Compute performance degradation except when in Remote Desktop

I’m experiencing slow performance of an application employing CUDA to do all sorts of image processing operations (some functions from the OpenCV cuda modules + a few kernels that I coded myself). However, when I connect through Windows Remote Desktop to the PC that will run the application instead of actually being in front of the screen, and restart the application, performance is correct.

I can share a small application + source code that illustrates the slow-down. The app executes a sequence of CUDA operations in a loop: upload an image to the device, perform various dummy image processing operations, download an image result back to the host. It measures the average execution time of ~100 iterations.

  • running while in front of the physical screen: 43 ms / iteration
  • running while connected through remote desktop: 33 ms / iteration

Any ideas would be appreciated!

Build environment details:

  • C++ application built on Windows 10 with VS2017, using Cuda Toolkit 10.1 update 2
  • Code generation setup in the VS project (for my own functions): compute_50,sm_50;compute_60,sm_61
  • Linking against OpenCV 3.4.2 built with the same VS and Cuda Toolkit;
    • OpenCV cmake settings:
      • CUDA_ARCH_BIN=5.0 6.1 7.5
      • CUDA_ARCH_PTX=7.0

Environment in which the application must run:

  • Windows 7 x64
  • Quadro P4000
  • (there is also integrated graphics from Intel present)
  • driver tested: 431.86
  • screen connected through a HDMI cable to the Quadro P4000
    OR
    • doing a Windows Remote Desktop from a nearby PC

I would guess it is the card updating the video image that is causing your slowdown. When you use WRD there are no graphics to update so you don’t see the slowdown.

This is just a guess but it should be verifiable.

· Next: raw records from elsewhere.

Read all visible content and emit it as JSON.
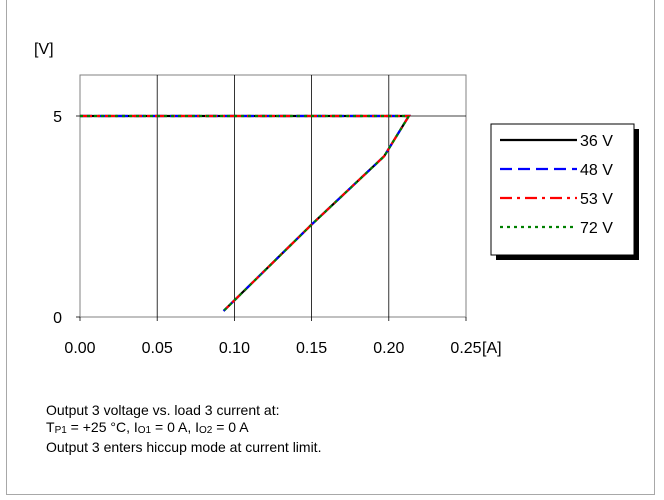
{
  "chart_data": {
    "type": "line",
    "ylabel_unit": "[V]",
    "xlabel_unit": "[A]",
    "xlim": [
      0,
      0.25
    ],
    "ylim": [
      0,
      6
    ],
    "x_ticks": [
      "0.00",
      "0.05",
      "0.10",
      "0.15",
      "0.20",
      "0.25"
    ],
    "y_ticks": [
      "0",
      "5"
    ],
    "grid": "vertical and y=5",
    "legend_position": "right",
    "series": [
      {
        "name": "36 V",
        "color": "#000000",
        "dash": "solid",
        "x": [
          0.0,
          0.205,
          0.213,
          0.197,
          0.15,
          0.093
        ],
        "y": [
          5.0,
          5.0,
          5.0,
          4.0,
          2.3,
          0.15
        ]
      },
      {
        "name": "48 V",
        "color": "#0000ff",
        "dash": "dashed",
        "x": [
          0.0,
          0.205,
          0.213,
          0.197,
          0.15,
          0.093
        ],
        "y": [
          5.0,
          5.0,
          5.0,
          4.0,
          2.3,
          0.15
        ]
      },
      {
        "name": "53 V",
        "color": "#ff0000",
        "dash": "dash-dot",
        "x": [
          0.0,
          0.205,
          0.213,
          0.197,
          0.15,
          0.093
        ],
        "y": [
          5.0,
          5.0,
          5.0,
          4.0,
          2.3,
          0.15
        ]
      },
      {
        "name": "72 V",
        "color": "#008000",
        "dash": "dotted",
        "x": [
          0.0,
          0.205,
          0.213,
          0.197,
          0.15,
          0.093
        ],
        "y": [
          5.0,
          5.0,
          5.0,
          4.0,
          2.3,
          0.15
        ]
      }
    ]
  },
  "caption": {
    "line1": "Output 3 voltage vs. load 3 current at:",
    "line2_tp": "T",
    "line2_tp_sub": "P1",
    "line2_a": " = +25 °C, I",
    "line2_i1_sub": "O1",
    "line2_b": " = 0 A, I",
    "line2_i2_sub": "O2",
    "line2_c": " = 0 A",
    "line3": "Output 3 enters hiccup mode at current limit."
  }
}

Try using just the integrated graphics, not the P4000, and you should see the faster performance if this is the cause.

We did actually test in the past to use the integrated graphics for display (although a different version of the software, with CUDA 9.0 instead of 10.1 and an older Nvidia driver), but counter intuitively, compute was slightly faster when the display was connected to the P4000. Maybe the P4000 was still the one rendering the image to display, and then feeding it back to the integrated gpu?
We’ll have to perform more tests, with/without integrated graphics, and also on Win10.

I did more tests on a group of Win10 PCs, and the issue “miraculously” disappears. Since we were going to migrate everything to Win10 in the near future, I guess this fixes our issues.